Os verdadeiros heróis da pandemia

Por Nuno España, Gestor.

No Natal juntámos famílias e na Passagem de Ano ainda alguns amigos, para depois voltarmos a mergulhar num duro confinamento. Na verdade, há um ano que o nosso país é assombrado pela pandemia, há um ano que entramos e saímos de sucessivos estados de emergência e confinamentos, que esperamos que sejam sempre os últimos, de tão agressiva e intensa que é esta nova experiência, novidade para a esmagadora maioria de nós.

Olhando em retrospetiva, não deixa de me impressionar – e até comover – tudo aquilo que vivemos e fizemos. Chegámos até aqui porque, enquanto sociedade, nos unimos. “Nós” lutámos em nome de um bem comum, bem esse que era mais do que a soma dos “eus”.

Apesar das dificuldades, dos erros e das falhas, do cansaço e desgaste totalmente compreensíveis, e até da nossa teimosia em apontar o dedo e explorar fracassos, considero que temos sido incríveis. Não poderia sentir mais orgulho, mais uma vez, em ser português.

Chegou a altura de celebrar as conquistas e de enaltecer todos os heróis desta história. Ora vejamos:

  • Quando foi para ficar em casa, ficámos (e da primeira vez fomos os verdadeiros impulsionadores);
  • Quando nos pediram que usássemos mascaras, nos desinfetássemos vezes sem conta e cumpríssemos o distanciamento social, aprendemos, ainda que gradualmente, a fazê-lo;
  • Quando, de um dia para o outro, nos pediram que fechássemos os nossos negócios, muitos deles o único meio de subsistência de milhares de famílias, fizemo-lo e fomos capazes de nos reinventar;
  • Quando foi pedido às escolas e aos professores que, em tempo recorde e sem apoio algum, passassem a ensinar à distância, todos o fizeram. E aqui também as famílias tiveram um papel exímio – na verdade, todos aprendemos a ser, para além de pais, avós, irmãos, trabalhadores, também assistentes dos professores em casa;
  • Quando aos profissionais de saúde exigiram trabalhar o dobro ou triplo, sobretudo durante os meses de janeiro e fevereiro, todos, embora muito cansados, responderam sem hesitar, com forças renovadas.

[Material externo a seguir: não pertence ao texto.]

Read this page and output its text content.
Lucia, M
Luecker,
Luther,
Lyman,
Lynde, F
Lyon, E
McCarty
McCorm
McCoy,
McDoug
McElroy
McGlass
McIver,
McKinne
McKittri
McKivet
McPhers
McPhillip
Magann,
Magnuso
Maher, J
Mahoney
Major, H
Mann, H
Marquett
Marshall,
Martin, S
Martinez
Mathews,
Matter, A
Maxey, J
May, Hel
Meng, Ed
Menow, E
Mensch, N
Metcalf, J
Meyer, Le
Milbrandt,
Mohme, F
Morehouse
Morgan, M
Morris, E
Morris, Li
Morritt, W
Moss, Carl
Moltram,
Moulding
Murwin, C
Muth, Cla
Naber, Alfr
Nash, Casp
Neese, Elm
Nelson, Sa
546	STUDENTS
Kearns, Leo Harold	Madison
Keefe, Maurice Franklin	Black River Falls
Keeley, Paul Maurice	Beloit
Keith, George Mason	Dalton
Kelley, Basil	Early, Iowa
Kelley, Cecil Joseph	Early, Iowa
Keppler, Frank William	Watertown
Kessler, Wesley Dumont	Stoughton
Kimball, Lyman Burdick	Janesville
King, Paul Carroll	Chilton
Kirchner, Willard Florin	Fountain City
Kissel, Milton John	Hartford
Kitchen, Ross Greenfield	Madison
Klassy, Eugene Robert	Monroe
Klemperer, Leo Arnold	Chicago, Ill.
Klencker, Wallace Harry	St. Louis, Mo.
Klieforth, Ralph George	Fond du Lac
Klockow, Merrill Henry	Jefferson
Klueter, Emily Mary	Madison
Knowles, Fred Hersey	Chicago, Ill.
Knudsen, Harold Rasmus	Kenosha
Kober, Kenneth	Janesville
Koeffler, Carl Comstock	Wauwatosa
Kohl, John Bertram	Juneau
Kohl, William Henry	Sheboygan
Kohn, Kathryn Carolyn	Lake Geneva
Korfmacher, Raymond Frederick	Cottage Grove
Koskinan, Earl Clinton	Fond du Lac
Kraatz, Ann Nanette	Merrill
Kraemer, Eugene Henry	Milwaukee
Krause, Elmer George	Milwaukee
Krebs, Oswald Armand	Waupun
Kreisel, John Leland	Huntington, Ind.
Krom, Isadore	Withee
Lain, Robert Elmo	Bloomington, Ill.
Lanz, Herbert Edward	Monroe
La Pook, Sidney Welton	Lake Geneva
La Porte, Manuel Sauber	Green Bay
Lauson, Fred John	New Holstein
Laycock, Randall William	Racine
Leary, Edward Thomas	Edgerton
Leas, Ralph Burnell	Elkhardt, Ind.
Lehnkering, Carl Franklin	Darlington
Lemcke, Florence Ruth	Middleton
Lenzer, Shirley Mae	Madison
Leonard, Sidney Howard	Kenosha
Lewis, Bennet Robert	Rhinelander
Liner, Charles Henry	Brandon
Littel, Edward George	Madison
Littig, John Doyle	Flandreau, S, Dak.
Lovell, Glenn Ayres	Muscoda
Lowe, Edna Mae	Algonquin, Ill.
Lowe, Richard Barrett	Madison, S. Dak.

Chegou a altura de desconfinar.

É agora o momento de as instituições públicas e forças políticas entrarem em ação. Fazerem aquilo que realmente foram chamadas a fazer. Agora, mais do que nunca, devem deixar de parte as guerras, lutas de poder e os idealismos do costume. Há um bem maior que precisa de ser cuidado e tratado: “Nós”!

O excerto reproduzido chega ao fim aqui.